Qu'est-ce
qu'être auteur ? Qu'est-ce qu'être lecteur ?
Comment
auteur et lecteur se rencontrent-ils ?
François
Bégaudeau est l'auteur de huit fictions. La plus connue est Entre
les murs (prix France Culture-Télérama 2006, adapté au cinéma
par Laurent Cantet). La dernière s'intitule La politesse.
Le
narrateur y relate de l'intérieur, de façon désabusée, la vie
d'auteur : mal payé, pas vraiment lu et
sans cesse contraint d'être en représentation, cherchant les meilleures stratégies pour essayer de doper les ventes de ses livres.

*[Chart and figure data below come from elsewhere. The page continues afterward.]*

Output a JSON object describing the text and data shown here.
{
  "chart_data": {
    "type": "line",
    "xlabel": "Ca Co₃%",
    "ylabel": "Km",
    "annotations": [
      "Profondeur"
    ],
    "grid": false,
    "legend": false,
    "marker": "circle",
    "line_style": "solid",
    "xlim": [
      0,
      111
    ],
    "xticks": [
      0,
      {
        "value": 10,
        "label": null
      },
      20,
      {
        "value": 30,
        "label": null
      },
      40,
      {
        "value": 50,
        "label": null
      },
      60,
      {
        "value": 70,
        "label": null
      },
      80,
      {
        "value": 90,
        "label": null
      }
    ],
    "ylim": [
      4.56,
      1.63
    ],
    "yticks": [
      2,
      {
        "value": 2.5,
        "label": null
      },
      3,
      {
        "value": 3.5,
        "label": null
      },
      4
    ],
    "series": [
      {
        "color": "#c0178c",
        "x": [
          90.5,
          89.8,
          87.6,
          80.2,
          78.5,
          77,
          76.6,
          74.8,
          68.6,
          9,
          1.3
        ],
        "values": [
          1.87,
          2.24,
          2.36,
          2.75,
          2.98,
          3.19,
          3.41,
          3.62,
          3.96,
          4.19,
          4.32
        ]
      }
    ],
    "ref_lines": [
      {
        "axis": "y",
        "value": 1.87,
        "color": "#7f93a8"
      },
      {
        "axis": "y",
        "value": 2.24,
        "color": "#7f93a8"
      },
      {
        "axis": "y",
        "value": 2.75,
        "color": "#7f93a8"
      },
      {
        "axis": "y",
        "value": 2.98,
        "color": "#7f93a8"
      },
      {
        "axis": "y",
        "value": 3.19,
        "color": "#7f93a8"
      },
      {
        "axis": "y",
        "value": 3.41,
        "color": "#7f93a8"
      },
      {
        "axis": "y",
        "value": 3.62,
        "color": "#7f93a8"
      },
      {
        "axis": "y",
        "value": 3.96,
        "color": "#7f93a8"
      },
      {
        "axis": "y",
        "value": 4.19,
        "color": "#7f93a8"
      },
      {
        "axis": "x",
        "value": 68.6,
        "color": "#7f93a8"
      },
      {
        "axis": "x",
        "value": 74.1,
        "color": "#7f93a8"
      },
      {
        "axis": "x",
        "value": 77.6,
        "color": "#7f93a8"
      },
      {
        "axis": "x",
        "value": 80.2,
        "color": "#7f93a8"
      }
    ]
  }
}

sans cesse contraint d'être en représentation, cherchant les meilleures stratégies pour essayer de doper les ventes de ses livres.
« La
ruse c'est d'envoyer une partie du service de presse aux bloggeurs
littéraires. Ils sont tellement flattés qu'ils font toujours une
critique positive. »
Ou
observant avec acuité les participants à un salon du livre :
« Des
queues s'allongent devant les auteurs à succès. Celle de Michel
Drucker et plus longue que celle de Jean Teulé. Les organisateurs du
Salon songent à rapatrier la manifestation au Grand Palais, la
location du Parc est chaque année plus chère et l'affluence en
baisse. Déjà on a soustrait deux jours. Bientôt les livres seront
fabriqués en peau de chagrin, dit un poète en clôture du débat Du
parchemin à Facebook : le sens de l'Histoire ?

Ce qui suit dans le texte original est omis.